Burada her şeyden önce tramp ve industrial carrier denilen gemilerin ayırdedici
özelliklerini saptamak ve belirlemek uygun olur. Bundan sonra da line yani
düzenli sefer gemilerinin görevlerini ayrıntılı bir şekilde ve çeşitli
açılardan karşılaştırırız.
Tramp Vessel Troup
(Düzenli Olmayan Seferler Yapan Gemiler)
Özel
taşıma gemilerinden sonra en eski zamanlardan beri bilinen yük gemisi tipi,
bugün “tramp service” denilen belirli ve düzenli olmayan seferleri
gerçekleştiren teknelerdir. Deniz ticareti henüz düzensiz ve örgütsüz olduğu
zamanlarda, deniz seferleri belirli ve düzenli olmaktan çok, sonucu rastlantıya
bağlı bir girişim özelliğindeydi. Gemi sahipleri o zamanlar seferin uğranılan
limanlarda bulunacak olasılık ve koşullara bağlı olduğunu bilir ve dikkate
alırlardı ve geminin asıl limanından hareketinden sonra uğrayacak olduğu
bölgelerin durumunun büsbütün değişmiş olması da muhtemel bulunurdu. O zamanlar
gemi sahibi genellikle yükün tamamının ya da bir bölümünün sahibi idi. Her
gemide “Super Cargo - Yük Memuru” olarak adlandırılan önemli bir kişi vardı. Bu
kişi geminin ticari işlerine bakar, yükü gereken kişilere teslim eder, satılmak
üzere gemiye alınmış mal ve eşyayı satmaya çalışır, gemi sahibi hesabına eşya
ve mal satın alır ya da geminin dönüşünde yük taşınması için gereken
sözleşmeleri imzalardı. Seferin ticari başarıya ulaşması, yük memuru ile gemi
kaptanının becerisi ve ticari bilgilerine bağlıydı ve genellikle bu iki görev
aynı kişide birleşirdi.
Bu nedenlerle o zamanki
deniz seferleri bugünkü düzenli hat seferlerine göre son derece kararsız ve
düzensiz bir program izlerdi ve tanımladığımız bu eski ticaret gemileri bugünkü
tramp yani düzensiz seferler yapan gemilerin öncüllerinden başka bir şey
değildi. Bunların, yani düzensiz sefer yapan şileplerin;
·
hareket
edecekleri belli bir tarihleri,
· seferlerin belli ve
önceden kararlaştırılmış bir bitimi,
· izleyecekleri belli ve
önceden kararlaştırılmış bir rotaları yoktur.
Tramp’lar
hemen her türlü yükü taşımaya hazır bulunurlar; bunların düzenlenmesi, işletme
usulleri elde edilecek iş ve kara göre değişir. Son zamanlarda sırf bazı özel
hizmetler için inşa edilecek gemilerde mevcut özel vasıflardan uzak olup,
olabildiğince her işe uymak üzere yapılmışlardır. Bilindiği gibi, son yıllar
içinde sırf kömür, maden cevheri, tahıl, yağ ya da donmuş et taşımaya özgü
olmak üzere belirli ve özel şekil ve düzende birçok gemiler de inşa edilmiştir.
Tramp
sınıfındaki şilepler asıl limanlarına iki üç yılda ancak bir kere dönebilirler.

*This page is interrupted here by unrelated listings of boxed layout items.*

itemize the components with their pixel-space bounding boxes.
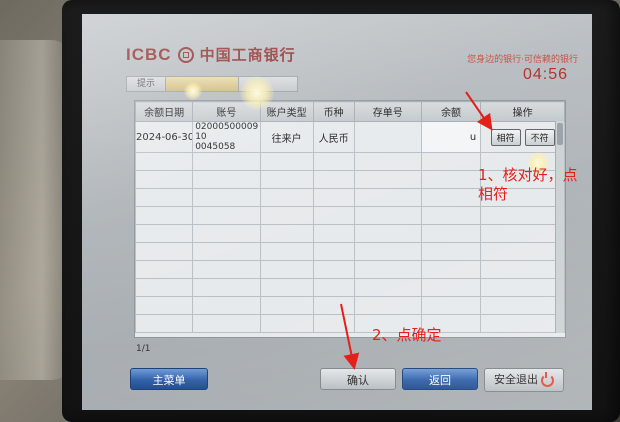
breadcrumb-step-2 [165, 76, 240, 92]
table-row [134, 278, 565, 297]
cell-account-type: 往来户 [259, 121, 314, 153]
col-account: 账号 [192, 101, 261, 122]
annotation-step-1: 1、核对好，点 相符 [478, 166, 578, 204]
table-scrollbar[interactable] [555, 121, 564, 333]
col-actions: 操作 [480, 101, 565, 122]
power-icon [541, 371, 554, 387]
table-row [134, 296, 565, 315]
safe-exit-button[interactable]: 安全退出 [484, 368, 564, 392]
annotation-step-1-line-1: 1、核对好，点 [478, 166, 578, 184]
balance-table: 余额日期 账号 账户类型 币种 存单号 余额 操作 2024-06-30 020… [134, 100, 566, 338]
confirm-button[interactable]: 确认 [320, 368, 396, 390]
page-indicator: 1/1 [136, 344, 151, 354]
cell-actions: 相符 不符 [480, 121, 565, 153]
cell-account: 0200050000910 0045058 [192, 121, 261, 153]
table-row [134, 314, 565, 333]
breadcrumb-step-1: 提示 [126, 76, 167, 92]
col-balance: 余额 [420, 101, 482, 122]
table-row [134, 242, 565, 261]
match-button[interactable]: 相符 [490, 128, 521, 146]
cell-date: 2024-06-30 [134, 121, 194, 153]
bank-slogan: 您身边的银行·可信赖的银行 [467, 55, 578, 65]
main-menu-button[interactable]: 主菜单 [130, 368, 208, 390]
col-account-type: 账户类型 [259, 101, 314, 122]
cell-balance: u [420, 121, 482, 153]
table-header-row: 余额日期 账号 账户类型 币种 存单号 余额 操作 [134, 101, 565, 122]
table-row [134, 224, 565, 243]
logo-text: ICBC [126, 44, 172, 64]
account-line-2: 0045058 [195, 142, 236, 152]
breadcrumb: 提示 [126, 76, 299, 92]
icbc-seal-icon [177, 46, 194, 63]
bank-logo: ICBC 中国工商银行 [126, 44, 296, 65]
col-currency: 币种 [312, 101, 355, 122]
kiosk-screen: ICBC 中国工商银行 您身边的银行·可信赖的银行 04:56 提示 余额日期 … [82, 14, 592, 410]
annotation-step-2: 2、点确定 [372, 326, 442, 344]
countdown-clock: 04:56 [522, 66, 568, 83]
cell-currency: 人民币 [312, 121, 355, 153]
col-deposit-no: 存单号 [353, 101, 422, 122]
annotation-step-1-line-2: 相符 [478, 185, 509, 203]
table-row [134, 260, 565, 279]
mismatch-button[interactable]: 不符 [524, 128, 555, 146]
bank-name: 中国工商银行 [199, 46, 296, 64]
balance-value: u [469, 131, 477, 143]
account-line-1: 0200050000910 [195, 122, 259, 143]
table-row [134, 206, 565, 225]
breadcrumb-step-3 [238, 76, 299, 92]
kiosk-body [0, 40, 70, 380]
cell-deposit-no [353, 121, 422, 153]
back-button[interactable]: 返回 [402, 368, 478, 390]
safe-exit-label: 安全退出 [494, 373, 538, 386]
col-date: 余额日期 [134, 101, 194, 122]
table-row: 2024-06-30 0200050000910 0045058 往来户 人民币… [134, 121, 565, 153]
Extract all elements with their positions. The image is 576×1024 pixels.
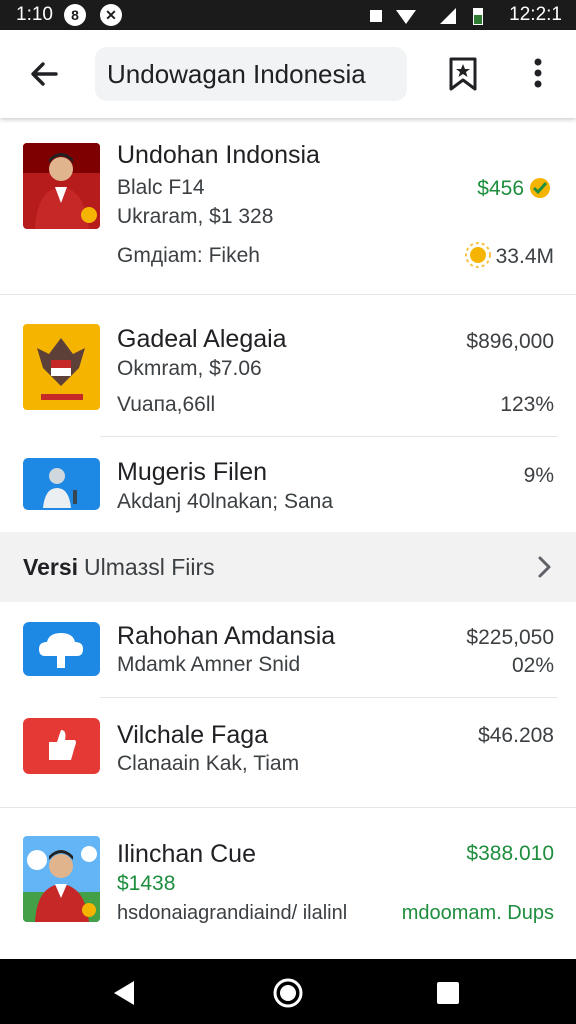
list-item[interactable]: Gadeal Alegaia Okmram, $7.06 Vuaпa,66ll …	[0, 296, 576, 438]
like-icon	[23, 718, 100, 774]
nav-home-icon[interactable]	[270, 975, 306, 1011]
item-subtitle: Akdanj 40lnakan; Sana	[117, 490, 333, 513]
nav-back-icon[interactable]	[106, 975, 142, 1011]
item-subtitle: Okmram, $7.06	[117, 357, 262, 380]
app-bar: Undowagan Indonesia	[0, 30, 576, 118]
item-detail: Vuaпa,66ll	[117, 393, 216, 416]
item-price: $46.208	[478, 724, 554, 747]
notification-icon: ✕	[100, 4, 122, 26]
divider	[100, 436, 558, 437]
item-title: Undohan Indonsia	[117, 141, 320, 169]
item-thumbnail	[23, 324, 100, 410]
status-bar: 1:10 8 ✕ 12:2:1	[0, 0, 576, 30]
item-thumbnail	[23, 458, 100, 510]
item-price: $388.010	[466, 842, 554, 865]
battery-icon	[473, 8, 483, 25]
item-price-small: $1438	[117, 872, 176, 895]
item-detail: hsdonaiagrandiaind/ ilalinl	[117, 902, 348, 924]
chevron-right-icon[interactable]	[532, 554, 556, 580]
back-arrow-icon[interactable]	[24, 54, 64, 94]
cloud-icon	[23, 622, 100, 676]
section-header[interactable]: Versi Ulmaзsl Fiirs	[0, 532, 576, 602]
item-subtitle: Mdamk Amner Snid	[117, 653, 301, 676]
notification-icon: 8	[64, 4, 86, 26]
item-percent: 123%	[500, 393, 554, 416]
section-label: Versi Ulmaзsl Fiirs	[23, 554, 215, 581]
more-vert-icon[interactable]	[526, 56, 550, 92]
list-item[interactable]: Vilchale Faga Clanaain Kak, Tiam $46.208	[0, 698, 576, 808]
item-title: Gadeal Alegaia	[117, 325, 287, 353]
item-percent: 02%	[511, 654, 554, 677]
item-title: Vilchale Faga	[117, 721, 269, 749]
system-icons	[370, 8, 456, 24]
navigation-bar	[0, 959, 576, 1024]
item-price: $896,000	[466, 330, 554, 353]
item-title: Ilinchan Cue	[117, 840, 256, 868]
list-item[interactable]: Ilinchan Cue $1438 hsdonaiagrandiaind/ i…	[0, 808, 576, 959]
section-subtitle: Ulmaзsl Fiirs	[84, 554, 215, 580]
section-title: Versi	[23, 554, 78, 580]
item-price: $225,050	[466, 626, 554, 649]
coin-icon	[530, 178, 550, 198]
status-clock: 12:2:1	[509, 4, 562, 25]
item-subtitle: Blalc F14	[117, 176, 205, 199]
item-price: $456	[477, 177, 524, 200]
status-time: 1:10	[16, 4, 53, 25]
item-percent: 9%	[523, 464, 554, 487]
item-subtitle: Clanaain Kak, Tiam	[117, 752, 300, 775]
divider	[0, 294, 576, 295]
list-item[interactable]: Rahohan Amdansia Mdamk Amner Snid $225,0…	[0, 602, 576, 698]
item-detail: Ukraram, $1 328	[117, 205, 274, 228]
item-title: Rahohan Amdansia	[117, 622, 336, 650]
bookmark-icon[interactable]	[446, 56, 480, 92]
list-item[interactable]: Mugeris Filen Akdanj 40lnakan; Sana 9%	[0, 438, 576, 532]
sun-icon	[465, 242, 491, 268]
item-count: 33.4M	[495, 245, 554, 268]
list-item[interactable]: Undohan Indonsia Blalc F14 Ukraram, $1 3…	[0, 118, 576, 296]
nav-recents-icon[interactable]	[430, 975, 466, 1011]
item-meta: Gmдiam: Fikeh	[117, 244, 260, 267]
item-title: Mugeris Filen	[117, 458, 268, 486]
item-thumbnail	[23, 836, 100, 922]
item-thumbnail	[23, 143, 100, 229]
item-tag: mdoomam. Dups	[401, 902, 554, 924]
search-input[interactable]: Undowagan Indonesia	[95, 47, 407, 101]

Örneğin böyle bir gemi Newyork limanından tahıl yükleyerek Londra’ya hareket
eder, Londra’dan da karışık yük alarak Avustralya’ya doğru yola çıkar, oradan
maden cevheri ile Avrupa’ya döner. Avrupa limanlarından demir ve çelik ürünleri
alarak Güney Amerika’ya gitmesi ihtimali de vardır ki; buradan da Amerika’ya
götürmek üzere nitrat yükler ve sonunda birçok dünya limanını dolaştıktan sonra
memlekete döner.
Bu
işlerde kullanılan tramp şilepler genellikle 5.000 groston ve 3.000 net tonluk,
hızı yaklaşık 10 knot (deniz mili/saat) ve 7.800 DWT10 yükleme kapasitesinde teknelerdir.
Bugün
bu gemilerin inşasında DWT taşıma kapasitesini artırmaya doğru bir eğilim
görülmektedir.
Düzenli ve Belirli Bir Hat
Üzerinde Sefer Yapan Gemiler
Yukarıda sözü edilen tramp’in tersi olmak üzere “line
vessel” denilen gemiler de belirli bir hat üzerinde sefer yaptıklarından, bu
isimle anılmaktadırlar. Bu gemilerin başlıca üstün özelliği seferlerindeki
düzen olduğu için, belli hat ve seferlerinden çok ender olarak saparlar. Bu
nedenle az önce anlatılan tramp şilepler yükü aradıkları halde, tam aksine yükün
bu ikinci cins gemileri arayıp bulması gerekir. Bunun dışında yeterli yük
bulunmasa bile düzenli sefer yapan gemilerin, seferlerini yine belirli
zamanlarda gerçekleştirmesi gerekir. Kiralanmış gemilerle de düzenli seferler
yapılması mümkün olduğundan, önceleri tramp sınıfında çalışan bir gemi bir
aralık “line vessel” yani düzenli sefer yapan gemi sınıfına dahil olabilir.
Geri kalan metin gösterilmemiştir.